GLPI (Gestionnaire Libre de Parc Informatique) is an open-source IT asset and service management software widely used for inventory, helpdesk, and ITIL processes. CVE-2026-25936 is a SQL injection vulnerability classified under CWE-89, indicating improper neutralization of special elements used in SQL commands. This vulnerability exists in GLPI versions starting from 11.0.0 up to 11.0.5 inclusive. An authenticated user can craft malicious input that is improperly sanitized before being incorporated into SQL queries, allowing execution of arbitrary SQL commands on the backend database. This can lead to unauthorized disclosure of sensitive information stored in the database. The vulnerability requires authentication but no additional user interaction, and the attack vector is network-based. The CVSS v3.1 base score is 6.5 (medium severity), reflecting high impact on confidentiality but no impact on integrity or availability.

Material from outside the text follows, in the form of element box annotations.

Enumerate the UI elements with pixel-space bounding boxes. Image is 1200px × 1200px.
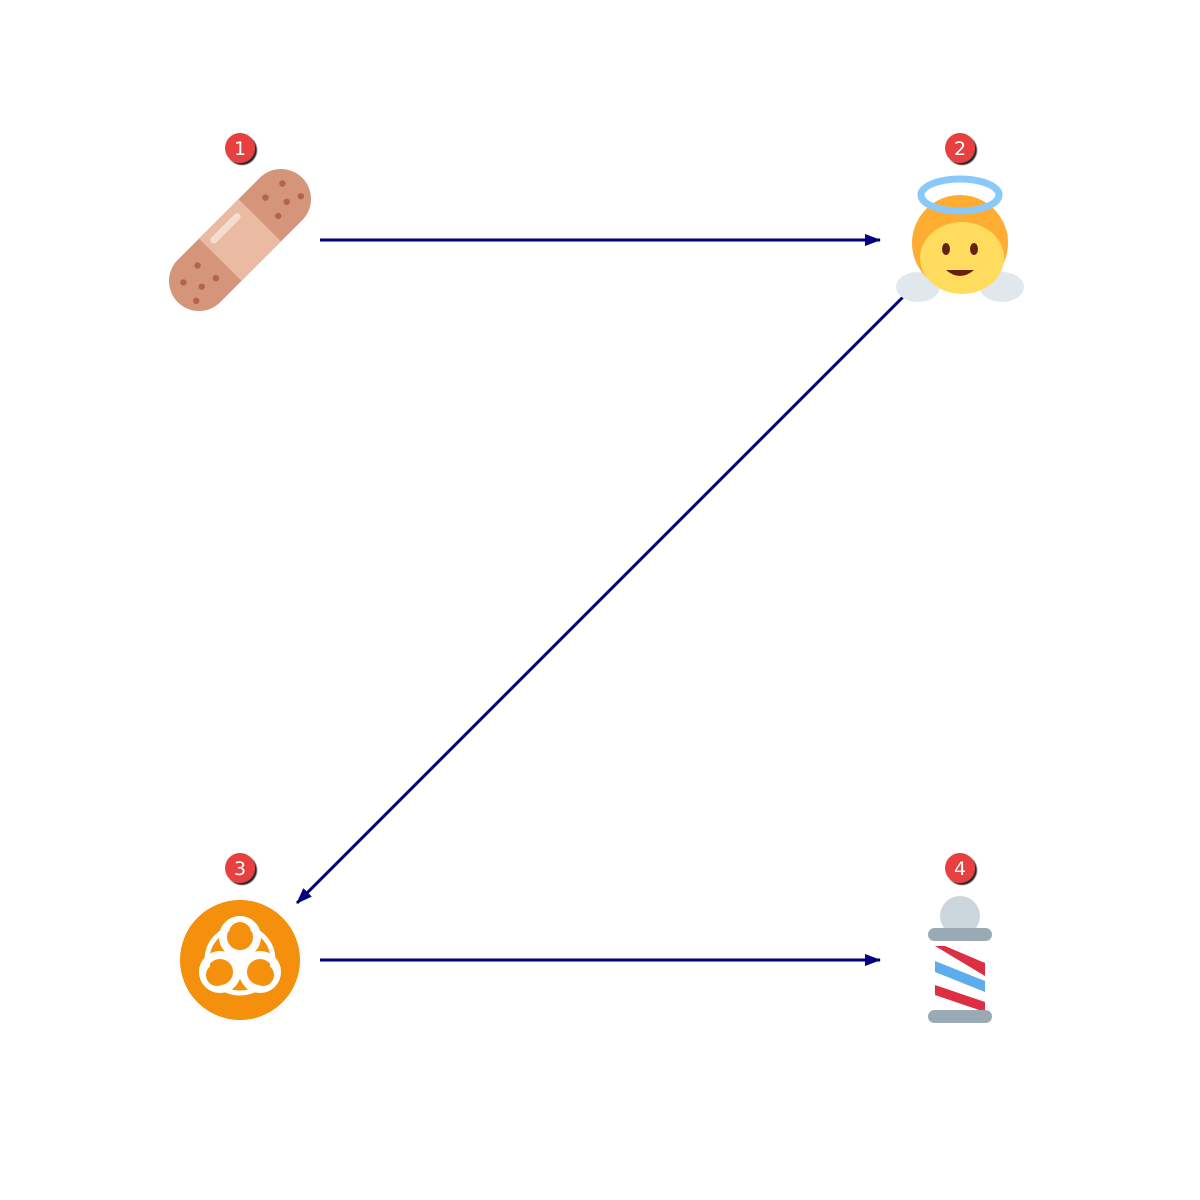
node-number: 3 <box>234 858 246 880</box>
node-number: 1 <box>234 138 246 160</box>
node-2: 2 <box>896 133 1024 302</box>
node-4: 4 <box>928 853 992 1023</box>
node-badge: 1 <box>225 133 255 163</box>
node-badge: 4 <box>945 853 975 883</box>
edges <box>295 234 905 966</box>
node-badge: 2 <box>945 133 975 163</box>
edge-2-to-3 <box>295 295 905 905</box>
node-number: 2 <box>954 138 966 160</box>
node-1: 1 <box>168 133 312 312</box>
adhesive-bandage-icon <box>168 168 312 312</box>
baby-angel-icon <box>896 175 1024 302</box>
node-3: 3 <box>180 853 300 1020</box>
node-badge: 3 <box>225 853 255 883</box>
barber-pole-icon <box>928 896 992 1023</box>
biohazard-icon <box>180 900 300 1020</box>
node-number: 4 <box>954 858 966 880</box>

The vulnerability was publicly disclosed on March 17, 2026, and fixed in version 11.0.6. No known exploits have been reported in the wild, but the presence of this flaw in a popular IT management tool poses a significant risk if left unpatched.

The primary impact of this vulnerability is unauthorized disclosure of sensitive data managed by GLPI, including IT asset inventories, user information, and helpdesk tickets. Attackers with valid credentials can exploit the SQL injection to extract confidential information from the database, potentially leading to data breaches and compliance violations. Although the vulnerability does not allow modification or deletion of data (no integrity impact) or denial of service (no availability impact), the exposure of sensitive internal data can facilitate further attacks or insider threats. Organizations relying on GLPI for IT asset management and service desk operations worldwide could face reputational damage, regulatory penalties, and operational risks if this vulnerability is exploited. The requirement for authentication limits exposure to internal or compromised users, but insider threats or credential theft scenarios remain critical concerns.

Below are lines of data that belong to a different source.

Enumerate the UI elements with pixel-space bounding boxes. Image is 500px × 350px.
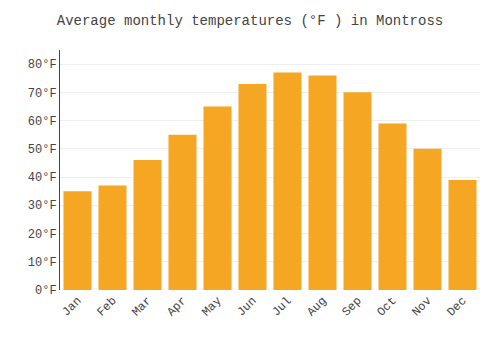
svg-text:30°F: 30°F [28, 199, 57, 213]
svg-text:40°F: 40°F [28, 171, 57, 185]
svg-text:Oct: Oct [374, 294, 399, 319]
svg-text:Nov: Nov [409, 294, 434, 319]
svg-text:Mar: Mar [129, 294, 154, 319]
svg-text:80°F: 80°F [28, 58, 57, 72]
svg-text:May: May [199, 294, 224, 319]
svg-text:Dec: Dec [444, 294, 469, 319]
svg-text:10°F: 10°F [28, 256, 57, 270]
svg-text:20°F: 20°F [28, 228, 57, 242]
svg-text:0°F: 0°F [35, 284, 57, 298]
svg-text:Apr: Apr [164, 294, 189, 319]
svg-text:50°F: 50°F [28, 143, 57, 157]
svg-text:Feb: Feb [94, 294, 119, 319]
svg-text:Sep: Sep [339, 294, 364, 319]
svg-text:60°F: 60°F [28, 115, 57, 129]
svg-text:Jul: Jul [269, 294, 294, 319]
svg-text:Jun: Jun [234, 294, 259, 319]
svg-text:Aug: Aug [304, 294, 329, 319]
svg-text:Jan: Jan [59, 294, 84, 319]
svg-text:70°F: 70°F [28, 87, 57, 101]
svg-text:Average monthly temperatures (: Average monthly temperatures (°F ) in Mo… [57, 13, 443, 29]
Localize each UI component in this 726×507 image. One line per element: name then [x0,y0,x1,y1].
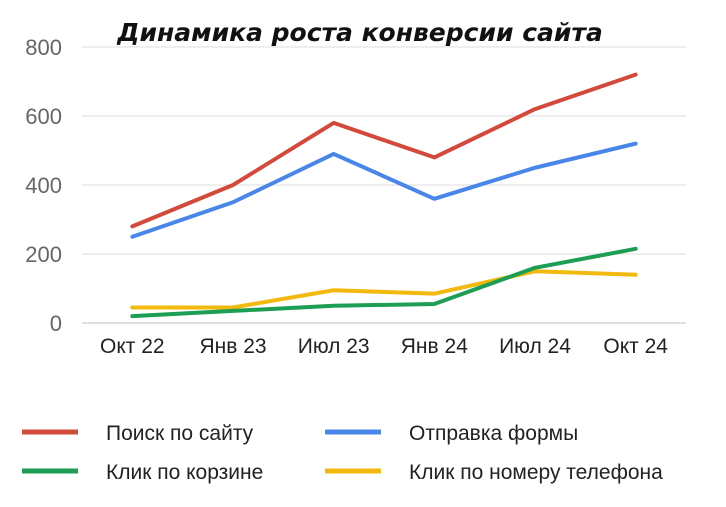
chart-title: Динамика роста конверсии сайта [116,18,603,47]
x-tick-label: Окт 22 [100,335,165,358]
series-line-3 [130,246,638,319]
series-line-1 [130,72,638,229]
x-tick-label: Июл 23 [298,335,370,358]
legend-item: Клик по корзине [22,461,263,484]
legend-item: Клик по номеру телефона [325,461,663,484]
y-tick-label: 0 [50,311,62,336]
series-line-4 [130,269,638,310]
x-tick-label: Янв 23 [199,335,266,358]
x-tick-label: Янв 24 [401,335,468,358]
legend-item: Поиск по сайту [22,422,254,445]
y-tick-label: 600 [25,104,62,129]
series-line-2 [130,141,638,239]
legend-label: Клик по корзине [106,461,263,484]
legend-label: Поиск по сайту [106,422,254,445]
y-tick-label: 200 [25,242,62,267]
y-tick-label: 400 [25,173,62,198]
legend-label: Отправка формы [409,422,578,445]
legend-item: Отправка формы [325,422,578,445]
x-tick-label: Июл 24 [499,335,571,358]
x-tick-label: Окт 24 [603,335,668,358]
legend-label: Клик по номеру телефона [409,461,663,484]
y-tick-label: 800 [25,35,62,60]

Organizations should immediately upgrade GLPI installations to version 11.0.6 or later, where this vulnerability is patched. Until upgrade is possible, restrict access to GLPI to trusted users and networks, enforce strong authentication mechanisms, and monitor for unusual database query patterns or access attempts. Employ web application firewalls (WAFs) with SQL injection detection rules tailored to GLPI traffic to provide an additional layer of defense. Conduct regular audits of user privileges to minimize the number of users with access to GLPI. Additionally, review database logs for suspicious queries indicative of SQL injection attempts. Developers maintaining GLPI customizations should review code for similar SQL injection risks and apply parameterized queries or prepared statements consistently. Finally, maintain an incident response plan to quickly address any suspected exploitation.